The Empire Strikes Back: Prince Harry Files Lawsuit Against British Press for Phone Hacking

Prince Harry, Duke of Sussex at a charity event in September. Photo: Kirsty Wigglesworth/Getty Images

Another legal skirmish has begun between the Duke and Duchess of Sussex and the British tabloid press. Buckingham Palace confirmed today Prince Harry has filed a lawsuit against the owners of the Sun and Daily Mirror over the alleged interception of voicemail messages. Details of who was allegedly hacked, what was revealed and when these intrusions took place have yet  to come to light.

This legal volley comes after the news broke last week that Meghan filed a lawsuit against The Mail on Sunday over its February 2019 publication of a private letter she wrote to her father, after Thomas Markle collaborated with tabloid reporters on stories about his daughter.

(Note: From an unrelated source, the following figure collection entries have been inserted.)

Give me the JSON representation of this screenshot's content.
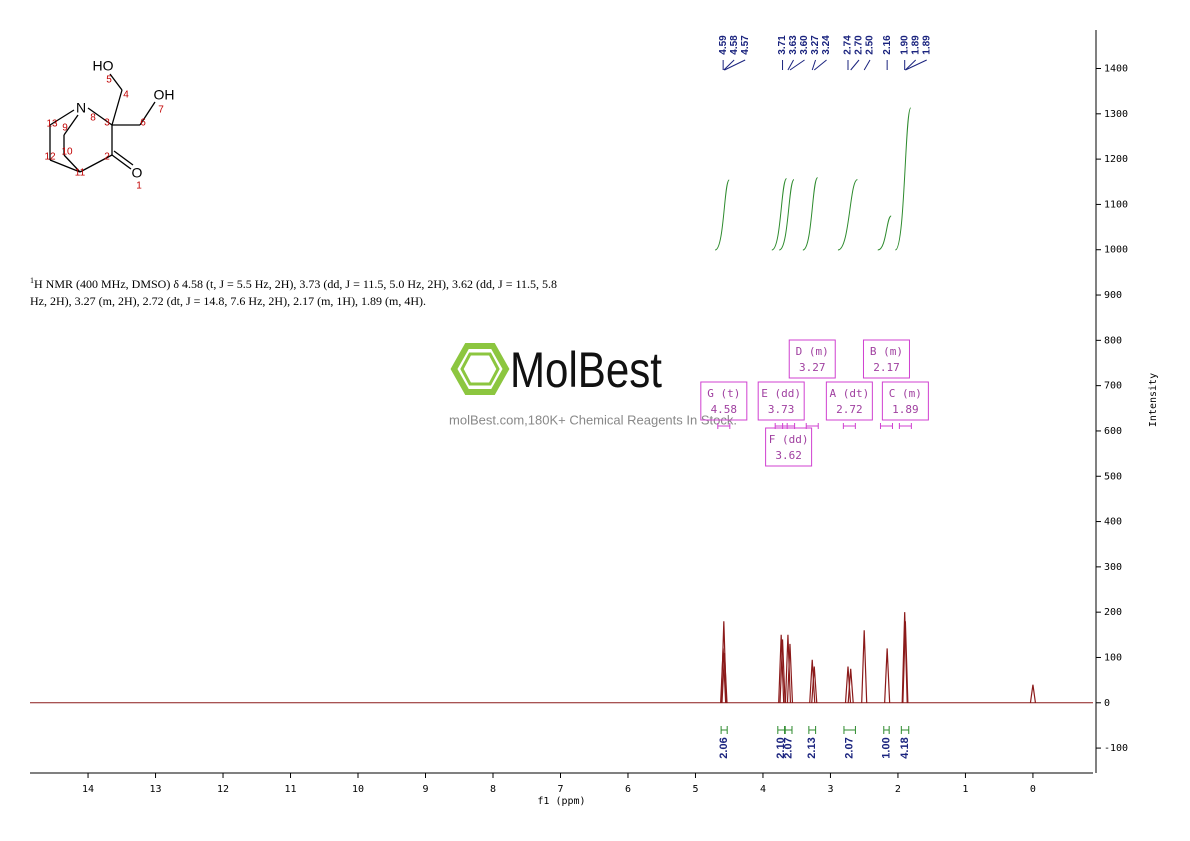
{
  "chart_data": {
    "type": "nmr",
    "x_label": "f1 (ppm)",
    "y_label": "Intensity",
    "xlim": [
      14.86,
      -0.89
    ],
    "xticks": [
      0,
      1,
      2,
      3,
      4,
      5,
      6,
      7,
      8,
      9,
      10,
      11,
      12,
      13,
      14
    ],
    "ylim": [
      -155,
      1485
    ],
    "yticks": [
      -100,
      0,
      100,
      200,
      300,
      400,
      500,
      600,
      700,
      800,
      900,
      1000,
      1100,
      1200,
      1300,
      1400
    ],
    "color": "#8b1a1a",
    "integral_color": "#2e8b2e",
    "label_color": "#1a237e",
    "peaks": {
      "x": [
        4.59,
        4.58,
        4.57,
        3.73,
        3.71,
        3.63,
        3.6,
        3.27,
        3.24,
        2.74,
        2.7,
        2.5,
        2.16,
        1.9,
        1.89,
        0
      ],
      "values": [
        120,
        180,
        110,
        150,
        140,
        150,
        130,
        95,
        80,
        80,
        75,
        160,
        120,
        200,
        180,
        40
      ]
    },
    "peak_labels": {
      "x": [
        4.59,
        4.58,
        4.57,
        3.71,
        3.63,
        3.6,
        3.27,
        3.24,
        2.74,
        2.7,
        2.5,
        2.16,
        1.9,
        1.89,
        1.89
      ],
      "value_labels": [
        "4.59",
        "4.58",
        "4.57",
        "3.71",
        "3.63",
        "3.60",
        "3.27",
        "3.24",
        "2.74",
        "2.70",
        "2.50",
        "2.16",
        "1.90",
        "1.89",
        "1.89"
      ]
    },
    "integrals": {
      "from": [
        4.62,
        3.78,
        3.67,
        3.32,
        2.8,
        2.21,
        1.95
      ],
      "to": [
        4.53,
        3.68,
        3.57,
        3.22,
        2.63,
        2.13,
        1.84
      ],
      "values": [
        2.06,
        2.1,
        2.07,
        2.13,
        2.07,
        1,
        4.18
      ],
      "value_labels": [
        "2.06",
        "2.10",
        "2.07",
        "2.13",
        "2.07",
        "1.00",
        "4.18"
      ]
    },
    "multiplets": {
      "labels": [
        "G (t)",
        "E (dd)",
        "F (dd)",
        "D (m)",
        "A (dt)",
        "B (m)",
        "C (m)"
      ],
      "shifts": [
        4.58,
        3.73,
        3.62,
        3.27,
        2.72,
        2.17,
        1.89
      ]
    }
  },
  "structure": {
    "atom_labels": [
      "HO",
      "OH",
      "N",
      "O"
    ],
    "atom_numbers": [
      1,
      2,
      3,
      4,
      5,
      6,
      7,
      8,
      9,
      10,
      11,
      12,
      13
    ]
  },
  "description": {
    "superscript": "1",
    "text": "H NMR (400 MHz, DMSO) δ 4.58 (t, J = 5.5 Hz, 2H), 3.73 (dd, J = 11.5, 5.0 Hz, 2H), 3.62 (dd, J = 11.5, 5.8 Hz, 2H), 3.27 (m, 2H), 2.72 (dt, J = 14.8, 7.6 Hz, 2H), 2.17 (m, 1H), 1.89 (m, 4H)."
  },
  "watermark": {
    "brand": "MolBest",
    "tagline": "molBest.com,180K+ Chemical Reagents In Stock."
  }
}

The phone-hacking case might explain the intense tone of the statement from Prince Harry that accompanied the first lawsuit. In a blistering letter, posted to the couple’s website, Harry warned of “history repeating itself” and linked his wife’s ongoing “bullying” by the press back to his mother’s tragic fate: “I lost my mother and now I watch my wife falling victim to the same powerful forces.”

At the time, Harry’s statement was considered by many observers to be too emotional, raw and seemingly impulsive for a family known for its careful words and stoic reserve in public matters. More importantly,  released at the peak of a triumphant 10-day Royal tour of southern Africa, it cast a shadow over the last day and muted the good works the Royal newlyweds had done while there.

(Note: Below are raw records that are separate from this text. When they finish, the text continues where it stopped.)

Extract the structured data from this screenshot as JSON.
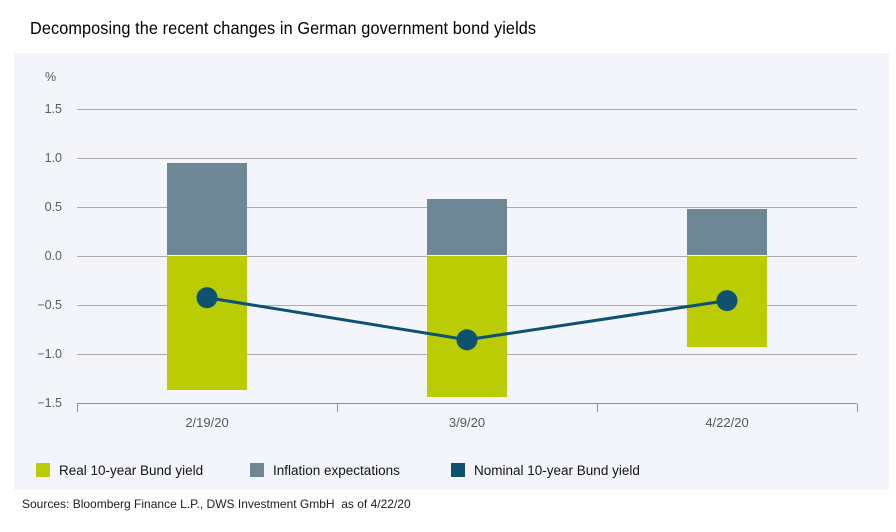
{
  "title": "Decomposing the recent changes in German government bond yields",
  "footer": {
    "sources": "Sources: Bloomberg Finance L.P., DWS Investment GmbH  as of 4/22/20"
  },
  "colors": {
    "real_bar_green": "#b9cc04",
    "inflation_bar_gray": "#6d8894",
    "nominal_line_blue": "#0f5170",
    "panel_background": "#f4f5fa",
    "gridline": "#ababab",
    "axis": "#8f8f8f",
    "tick_text": "#595c60"
  },
  "chart_data": {
    "type": "bar",
    "subtype": "stacked-bars-with-line-overlay",
    "categories": [
      "2/19/20",
      "3/9/20",
      "4/22/20"
    ],
    "series": [
      {
        "name": "Real 10-year Bund yield",
        "render": "bar",
        "color": "#b9cc04",
        "values": [
          -1.37,
          -1.44,
          -0.93
        ]
      },
      {
        "name": "Inflation expectations",
        "render": "bar",
        "color": "#6d8894",
        "values": [
          0.94,
          0.58,
          0.47
        ]
      },
      {
        "name": "Nominal 10-year Bund yield",
        "render": "line",
        "color": "#0f5170",
        "values": [
          -0.43,
          -0.86,
          -0.46
        ]
      }
    ],
    "title": "Decomposing the recent changes in German government bond yields",
    "xlabel": "",
    "ylabel": "%",
    "ylim": [
      -1.5,
      1.5
    ],
    "yticks": [
      1.5,
      1.0,
      0.5,
      0.0,
      -0.5,
      -1.0,
      -1.5
    ],
    "ytick_labels": [
      "1.5",
      "1.0",
      "0.5",
      "0.0",
      "−0.5",
      "−1.0",
      "−1.5"
    ],
    "grid": true,
    "legend_position": "bottom"
  }
}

The suit has named two media companies. The first is Mirror Group of Newspapers Ltd., which owns the Daily Mirror. The second is the Rupert Murdoch-owned News Group Newspapers Ltd., which owns The Sun and once owned the now-defunct News of The World.

Unfortunately, this suit brings swiftly to mind the darkest days of celebrity phone hacking by British tabloids. The worst offender, News of the World, was shuttered in 2011 after advertisers boycotted the paper following a trial and a public inquiry into its extensive phone hacking and police-bribery practices. Over nearly two decades, the paper hacked the phones of some 4,000 people, from Prince William and Kate Middleton to palace aides and Paul McCartney, not to mention the Beckhams, Tony Blair, Elton John, Hugh Grant and the families of terror-attack victims and missing schoolgirls.

Rupert Murdoch faces the British culture and media committee in 2011 over the phone-hacking scandal that eventually brought down his newspaper. Photo: Shutterstock

Phone hacking in Britain has a longer and uglier link to the Royal family than even the Murdoch scandal, involving cringeworthy things we’d really rather not know, thank you. In 1989, an amateur radio enthusiast stationed near Kensington Palace recorded the Squidgygate conversations (so-called after the pet name for Diana by “close friend” James Gilbey). Those wound up in The Sun. Then there was Camillagate. Recorded the same year, the conversations were only leaked to the press after Charles and Diana separated in 1993. A purloined bit of bedtime conversation between Prince Charles and Camilla, now his wife, the tapes famously revealed that the heir to the throne wanted to be his then-mistress’ tampon.

As details emerge from this second legal front for the House of Sussex, Prince Harry indeed has the weight of a long history of Royal privacy violations stoking his ire.